Two narrators tell their story of walking through war-torn Sudan. Nya, in 2008, spends her days walking through the heat to bring back water to her village. She makes the trek twice each day, once in the morning and once in the afternoon. There is not time for anything else in her days. Salva, in 1985, is walking, too. He is walking away from his destroyed village to find safety from the soldiers that would either kill him or force him to fight. One step after another, his walking leads him across borders to Ethiopia to Kenya to the United States to back home again. When their two paths cross, two lives might be changed.

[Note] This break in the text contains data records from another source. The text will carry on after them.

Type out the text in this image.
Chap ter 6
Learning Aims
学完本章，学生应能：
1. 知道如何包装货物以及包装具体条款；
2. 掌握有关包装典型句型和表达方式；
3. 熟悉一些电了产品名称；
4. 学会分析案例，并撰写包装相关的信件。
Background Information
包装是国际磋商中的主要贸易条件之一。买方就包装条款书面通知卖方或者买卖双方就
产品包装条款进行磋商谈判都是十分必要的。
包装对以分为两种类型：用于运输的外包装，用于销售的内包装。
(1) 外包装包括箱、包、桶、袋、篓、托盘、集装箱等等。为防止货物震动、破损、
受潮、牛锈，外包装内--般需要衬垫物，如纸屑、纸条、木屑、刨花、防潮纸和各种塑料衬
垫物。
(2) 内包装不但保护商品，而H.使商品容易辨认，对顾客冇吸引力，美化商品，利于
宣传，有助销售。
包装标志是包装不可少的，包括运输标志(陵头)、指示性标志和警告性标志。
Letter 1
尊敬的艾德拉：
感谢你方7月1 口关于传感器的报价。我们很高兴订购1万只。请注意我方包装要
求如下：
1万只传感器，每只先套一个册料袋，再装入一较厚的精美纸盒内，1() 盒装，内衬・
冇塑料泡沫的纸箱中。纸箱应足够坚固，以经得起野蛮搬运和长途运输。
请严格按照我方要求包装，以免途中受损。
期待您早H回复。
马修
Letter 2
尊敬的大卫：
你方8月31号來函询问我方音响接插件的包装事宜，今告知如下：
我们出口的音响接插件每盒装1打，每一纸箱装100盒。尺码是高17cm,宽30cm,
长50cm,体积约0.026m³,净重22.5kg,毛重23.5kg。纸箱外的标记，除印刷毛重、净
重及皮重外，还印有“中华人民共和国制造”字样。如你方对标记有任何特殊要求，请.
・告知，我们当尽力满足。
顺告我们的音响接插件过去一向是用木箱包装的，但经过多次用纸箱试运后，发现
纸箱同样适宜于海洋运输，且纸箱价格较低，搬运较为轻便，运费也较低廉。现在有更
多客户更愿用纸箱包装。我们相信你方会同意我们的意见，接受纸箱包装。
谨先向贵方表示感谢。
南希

Even more inspiring that the story alone is the fact that it is based on the true story of the life of Salva Dut, who came to the United States as one of the first “Lost Boys” from Sudan. He went back to Sudan to find a way to help and founded Water for South Sudan to drill wells for villages like Nya’s. A well that provides clean, safe drinking water can transform the opportunities for an entire village and the surrounding countryside. I can’t imagine just surviving the things that Salva endured in his childhood. Salva did not just endure, he triumphed and returned to give back. After the story, Salva writes a message of hope that he wants to share with young people. It ends with these powerful words of encouragement:
“I overcame all the difficult situations of my past because of the hope and perseverance that I had. I would have not made it without these two things. To young people, I would like to say: Stay calm when things are hard or not going right with you. You will get through it when you persevere instead of quitting. Quitting leads to much less happiness in life than perseverance and hope.”